It is six years since seven-year-old S. Sruthi fell through a gaping hole on the floor of her school bus and got crushed under its rear wheels. Still, the trial in the case is yet to be completed. Now the Madras High Court has found the prime accused N. Vijayan, correspondent of Zion Matriculation Higher Secondary School in Tambaram, to have “cleverly engineered a red herring” complaint in 2015 to side track the child’s death case booked in 2012.
Justice P.N. Prakash pointed out that the Mount traffic investigation wing here had registered a case of culpable homicide against the school correspondent on July 25, 2012, the day the child died. Subsequently, a chargesheet was filed against eight individuals by the end of that year. When the case was ripe for commencement of trial, the correspondent curiously lodged a complaint with Selaiyur police in 2015 claiming to be unaware of the ownership of the bus.
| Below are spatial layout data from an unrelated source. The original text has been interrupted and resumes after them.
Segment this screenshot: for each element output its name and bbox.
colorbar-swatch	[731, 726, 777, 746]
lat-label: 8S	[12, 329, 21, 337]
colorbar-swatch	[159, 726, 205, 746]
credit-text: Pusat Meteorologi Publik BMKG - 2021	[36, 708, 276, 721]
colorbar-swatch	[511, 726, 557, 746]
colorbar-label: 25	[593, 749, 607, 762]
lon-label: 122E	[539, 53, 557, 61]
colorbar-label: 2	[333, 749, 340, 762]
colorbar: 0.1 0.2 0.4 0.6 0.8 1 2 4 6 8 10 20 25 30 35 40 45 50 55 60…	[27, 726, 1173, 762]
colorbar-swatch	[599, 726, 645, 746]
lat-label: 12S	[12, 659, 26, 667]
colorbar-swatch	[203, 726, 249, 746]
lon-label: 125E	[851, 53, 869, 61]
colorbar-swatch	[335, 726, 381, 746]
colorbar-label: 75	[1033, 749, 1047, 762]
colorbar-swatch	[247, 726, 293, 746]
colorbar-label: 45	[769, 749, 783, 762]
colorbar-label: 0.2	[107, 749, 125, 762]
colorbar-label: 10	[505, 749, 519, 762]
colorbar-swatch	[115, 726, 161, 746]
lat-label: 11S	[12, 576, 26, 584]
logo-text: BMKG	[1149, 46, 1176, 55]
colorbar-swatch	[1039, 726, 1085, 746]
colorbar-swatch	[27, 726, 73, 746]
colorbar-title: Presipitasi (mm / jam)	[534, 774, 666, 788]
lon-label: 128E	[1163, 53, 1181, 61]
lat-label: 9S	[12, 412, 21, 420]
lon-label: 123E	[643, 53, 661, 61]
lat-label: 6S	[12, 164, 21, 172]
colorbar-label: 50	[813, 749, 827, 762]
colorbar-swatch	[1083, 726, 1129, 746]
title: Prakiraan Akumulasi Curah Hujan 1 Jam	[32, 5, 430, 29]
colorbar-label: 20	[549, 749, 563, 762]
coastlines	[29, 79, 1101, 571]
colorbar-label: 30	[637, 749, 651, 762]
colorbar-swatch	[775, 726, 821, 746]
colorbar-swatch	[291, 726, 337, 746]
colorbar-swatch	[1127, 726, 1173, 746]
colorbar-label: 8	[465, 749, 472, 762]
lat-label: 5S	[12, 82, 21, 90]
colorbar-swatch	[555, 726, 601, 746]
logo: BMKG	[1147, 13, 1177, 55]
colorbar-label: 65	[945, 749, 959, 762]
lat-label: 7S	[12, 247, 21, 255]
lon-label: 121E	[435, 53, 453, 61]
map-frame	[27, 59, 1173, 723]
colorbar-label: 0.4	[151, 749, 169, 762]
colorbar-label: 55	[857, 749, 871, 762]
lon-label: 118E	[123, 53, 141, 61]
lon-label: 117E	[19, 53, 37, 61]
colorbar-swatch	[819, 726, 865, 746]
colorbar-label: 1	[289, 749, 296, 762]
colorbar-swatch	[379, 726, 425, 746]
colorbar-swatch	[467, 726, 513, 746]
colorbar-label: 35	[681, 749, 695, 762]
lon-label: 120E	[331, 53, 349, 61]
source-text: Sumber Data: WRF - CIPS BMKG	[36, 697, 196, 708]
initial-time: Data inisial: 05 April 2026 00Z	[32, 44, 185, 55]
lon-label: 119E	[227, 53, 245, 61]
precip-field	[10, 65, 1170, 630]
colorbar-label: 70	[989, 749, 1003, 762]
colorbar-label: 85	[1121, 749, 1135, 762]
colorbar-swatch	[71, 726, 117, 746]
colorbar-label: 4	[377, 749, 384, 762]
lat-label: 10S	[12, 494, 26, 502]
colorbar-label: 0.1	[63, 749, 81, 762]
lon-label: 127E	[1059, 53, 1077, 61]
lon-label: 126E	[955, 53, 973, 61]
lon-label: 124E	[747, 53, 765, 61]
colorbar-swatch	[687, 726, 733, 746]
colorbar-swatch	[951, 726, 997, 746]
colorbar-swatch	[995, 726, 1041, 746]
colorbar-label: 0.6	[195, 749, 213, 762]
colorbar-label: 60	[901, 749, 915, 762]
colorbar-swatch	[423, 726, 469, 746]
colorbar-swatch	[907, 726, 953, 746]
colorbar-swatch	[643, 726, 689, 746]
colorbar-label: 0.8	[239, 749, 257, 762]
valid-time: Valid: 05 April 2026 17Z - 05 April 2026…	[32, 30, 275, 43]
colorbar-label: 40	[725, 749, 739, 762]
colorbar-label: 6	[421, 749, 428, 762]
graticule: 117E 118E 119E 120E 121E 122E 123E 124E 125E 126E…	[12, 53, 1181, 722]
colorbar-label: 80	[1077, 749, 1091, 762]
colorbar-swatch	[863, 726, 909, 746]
In the complaint, he had alleged that Yogesh Sylvera, the eighth accused in the culpable homicide case, had got the bus registered in the name of the school through forged signatures. The correspondent further succeeded in getting the complaint registered through an “innocuous template” order passed by the High Court to register a case if any cognisable offence was made out and made sure that a chargesheet was also filed in his favour in the 2015 case.
Armed with the chargesheet, he had filed the present petition to quash the case of culpable homicide booked against him in 2012. However, calling his bluff, Mr. Justice Prakash said, the court was not convinced with the argument feigning ignorance about ownership of the vehicle. The judge said, the registration certificate of the bus clearly states that it belongs to the school and it carries the seal of the school correspondent to prove the ownership.
Even otherwise, the correspondent was liable to be prosecuted for having reportedly not repaired the floor of the bus despite parents of as many as three school students having complained to him regarding the gaping hole in the bus, the judge said. He refused to accept the argument that the correspondent did not anticipate or foresee that such an incident leading to the death of the Class II student would ever happen and therefore he could not be prosecuted.
“When children are travelling in a bus, dictates of common sense would state that they will not be seated in their seat silently like they are seated in their classroom. They will be boisterous and chirpy. For the correspondent of a school to believe that they will be seated like hermits and be in meditation during travel and thereby, would not be victims of a fall, defies logic,” Mr. Justice Prakash said while dismissing the quash petition.
After recording the submission of Inspector of Selaiyur police station that he had conducted investigation on the correspondent’s 2015 complaint without informing the Mount traffic investigation wing and without obtaining permission from the trial court for further investigation, the judge quashed the 2015 complaint. He issued a direction to the Director General of Police to nominate an Inspector General of Police to probe the circumstances under which Selaiyur police investigated the case. “It is obvious to this court that only in order to torpedo the trial (in the main case), Dr. Vijayan, an influential and affluent person, has made a clever use of the judicial system... for destroying and torpedoing the prosecution... If this is not a devious subterfuge, what else is this?” the judge wondered. He finally directed a Sessions Court in Chengelpet to expedite the trial in the main case and cross examine the witnesses right on the day of their examination in chief.